For the first time in the product's history, the company has bifurcated its hardware into two distinct chips: the TPU 8t, engineered for massive frontier model training, and the TPU 8i, a "reasoning engine" purpose-built for high-scale inference.
Google Cloud CEO Thomas Kurian described the move as a natural evolution necessitated by power efficiency constraints as AI continues to scale.
Both chips, which follow the seventh-generation "Ironwood" series, are expected to be available for customers later this year.
The TPU 8t is designed to shorten development cycles for the largest AI models, offering nearly three times the compute performance per pod compared to its predecessor.
Meanwhile, the TPU 8i directly addresses the "memory wall" bottleneck by tripling on-chip SRAM to 384 MB, allowing AI agents to reason and act with significantly lower latency.
Hosted by Google’s custom Axion ARM-based CPUs, these chips represent a structural shift toward supporting "agent swarms" and continuous applications.

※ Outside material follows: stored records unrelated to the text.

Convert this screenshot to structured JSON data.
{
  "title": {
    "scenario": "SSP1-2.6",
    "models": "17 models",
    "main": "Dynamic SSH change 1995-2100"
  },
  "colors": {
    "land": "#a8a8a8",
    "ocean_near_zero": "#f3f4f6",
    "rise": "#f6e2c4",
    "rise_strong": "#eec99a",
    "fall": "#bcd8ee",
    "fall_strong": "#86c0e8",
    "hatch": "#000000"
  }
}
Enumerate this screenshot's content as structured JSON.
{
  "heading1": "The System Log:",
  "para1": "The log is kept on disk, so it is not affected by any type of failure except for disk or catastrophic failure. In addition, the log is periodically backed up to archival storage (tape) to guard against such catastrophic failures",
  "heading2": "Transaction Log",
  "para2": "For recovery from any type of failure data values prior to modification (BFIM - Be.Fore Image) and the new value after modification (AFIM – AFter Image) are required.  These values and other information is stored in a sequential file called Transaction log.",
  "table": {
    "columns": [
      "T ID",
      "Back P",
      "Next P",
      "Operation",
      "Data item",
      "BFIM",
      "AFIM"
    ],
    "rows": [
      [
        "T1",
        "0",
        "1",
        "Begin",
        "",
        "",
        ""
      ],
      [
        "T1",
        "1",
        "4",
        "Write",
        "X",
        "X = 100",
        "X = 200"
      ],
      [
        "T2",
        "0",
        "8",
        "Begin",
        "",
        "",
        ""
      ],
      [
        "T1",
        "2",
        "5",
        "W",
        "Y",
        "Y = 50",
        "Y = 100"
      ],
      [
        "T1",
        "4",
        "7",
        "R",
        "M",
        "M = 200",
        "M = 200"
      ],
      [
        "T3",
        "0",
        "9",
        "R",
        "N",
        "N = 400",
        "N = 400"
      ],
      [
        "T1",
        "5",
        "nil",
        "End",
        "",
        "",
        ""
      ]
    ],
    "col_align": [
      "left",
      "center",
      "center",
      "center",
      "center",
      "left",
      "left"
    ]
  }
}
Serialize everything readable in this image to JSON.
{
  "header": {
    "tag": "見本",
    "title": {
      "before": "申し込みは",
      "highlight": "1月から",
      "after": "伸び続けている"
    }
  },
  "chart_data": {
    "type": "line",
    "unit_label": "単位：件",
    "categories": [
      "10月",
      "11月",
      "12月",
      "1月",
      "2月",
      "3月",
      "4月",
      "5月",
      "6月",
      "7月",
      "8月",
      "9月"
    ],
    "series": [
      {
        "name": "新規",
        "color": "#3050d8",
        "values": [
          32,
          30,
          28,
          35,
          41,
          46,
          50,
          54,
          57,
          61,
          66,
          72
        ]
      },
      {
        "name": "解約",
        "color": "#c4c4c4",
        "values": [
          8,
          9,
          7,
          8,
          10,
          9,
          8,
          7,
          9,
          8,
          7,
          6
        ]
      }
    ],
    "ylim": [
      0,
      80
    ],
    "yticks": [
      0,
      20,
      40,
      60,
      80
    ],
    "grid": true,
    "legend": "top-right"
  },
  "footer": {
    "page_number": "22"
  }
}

While Google continues to expand its custom offerings, it remains a key partner for Nvidia, announcing plans to provide access to the upcoming Vera Rubin GPU series.
However, the introduction of TPU-compatible tooling for Nvidia-friendly frameworks like PyTorch suggests a tightening competition.
This announcement comes as the industry shifts its economic focus from training models to running them at scale, a market recently heated by Nvidia’s $20 billion licensing agreement with inference rival Groq.